Recently, there have been multiple political indications of the controversial National Register of Citizens (NRC), being implemented nationwide. The presumed objective of such an exercise would be to prepare a list of bona-fide citizens, identify, detain and deport ‘illegal immigrants’. This issue came into public prominence after the passage of the Citizenship Amendment Act, 2019 which sparked off nation-wide protests. The government on the other hand repeatedly affirms the legitimacy of such a policy.

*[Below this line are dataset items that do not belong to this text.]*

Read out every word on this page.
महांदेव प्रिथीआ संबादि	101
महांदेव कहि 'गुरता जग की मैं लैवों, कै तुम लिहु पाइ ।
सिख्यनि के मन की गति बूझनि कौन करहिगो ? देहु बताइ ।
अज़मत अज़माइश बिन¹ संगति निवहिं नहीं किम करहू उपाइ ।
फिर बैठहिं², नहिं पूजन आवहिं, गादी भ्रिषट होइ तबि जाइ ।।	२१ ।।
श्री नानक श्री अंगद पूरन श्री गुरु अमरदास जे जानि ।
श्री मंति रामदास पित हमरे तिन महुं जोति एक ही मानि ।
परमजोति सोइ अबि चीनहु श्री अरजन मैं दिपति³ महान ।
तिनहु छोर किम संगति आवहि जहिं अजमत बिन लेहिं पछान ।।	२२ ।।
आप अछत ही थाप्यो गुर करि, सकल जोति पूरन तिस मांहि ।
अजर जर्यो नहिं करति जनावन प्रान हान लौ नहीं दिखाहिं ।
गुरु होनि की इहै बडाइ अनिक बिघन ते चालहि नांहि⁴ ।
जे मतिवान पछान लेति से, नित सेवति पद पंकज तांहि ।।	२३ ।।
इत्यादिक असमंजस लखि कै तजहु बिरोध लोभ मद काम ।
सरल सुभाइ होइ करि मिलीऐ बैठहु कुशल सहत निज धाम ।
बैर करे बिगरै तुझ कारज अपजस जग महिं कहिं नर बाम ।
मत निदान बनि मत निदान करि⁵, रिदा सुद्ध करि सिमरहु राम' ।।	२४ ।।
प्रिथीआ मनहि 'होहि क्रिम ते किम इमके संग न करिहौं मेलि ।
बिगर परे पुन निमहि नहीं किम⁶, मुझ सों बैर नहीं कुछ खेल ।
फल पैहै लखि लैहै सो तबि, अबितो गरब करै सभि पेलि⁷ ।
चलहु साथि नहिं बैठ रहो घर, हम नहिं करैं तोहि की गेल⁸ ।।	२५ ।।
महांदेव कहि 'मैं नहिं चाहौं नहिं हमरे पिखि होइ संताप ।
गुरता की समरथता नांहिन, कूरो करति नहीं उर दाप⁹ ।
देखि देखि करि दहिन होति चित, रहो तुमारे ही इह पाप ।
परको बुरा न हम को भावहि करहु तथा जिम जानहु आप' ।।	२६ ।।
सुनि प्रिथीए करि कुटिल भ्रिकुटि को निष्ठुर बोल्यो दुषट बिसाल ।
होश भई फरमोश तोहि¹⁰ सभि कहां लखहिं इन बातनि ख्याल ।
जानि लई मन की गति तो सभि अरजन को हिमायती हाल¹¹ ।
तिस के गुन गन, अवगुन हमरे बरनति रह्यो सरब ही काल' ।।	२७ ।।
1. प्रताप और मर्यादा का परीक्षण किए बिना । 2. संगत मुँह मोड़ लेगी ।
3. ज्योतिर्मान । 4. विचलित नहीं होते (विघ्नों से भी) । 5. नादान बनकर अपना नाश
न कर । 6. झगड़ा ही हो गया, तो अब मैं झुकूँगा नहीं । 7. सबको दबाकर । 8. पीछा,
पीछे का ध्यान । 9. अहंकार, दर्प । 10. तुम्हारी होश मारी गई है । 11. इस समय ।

This essay aims to examine the only available precedent – the Assam NRC. It seeks to address the dearth of academic literature on the legality of the exercise, by analysing the substantive and procedural laws in question, relevant judicial opinions and their implications, through a constitutional law perspective.

In this essay, relevant provisions and rules of the Citizenship Act, 1955 and the Foreigners Act, 1946 are summarized, along with the historical context of their origins. The NRC process and the Foreigner’s Tribunals’ proceedings are then critically examined in light of the ‘right to equality’ under Article 14 and ‘right to life and personal liberty’ under Article 21 (as expanded across landmark judicial precedents).

The author concludes by emphasizing on the need to reconcile the existing regime with constitutional rights and suggests relying on the erstwhile IMDT Act as a foundation, in the event a similar exercise is implemented in the future.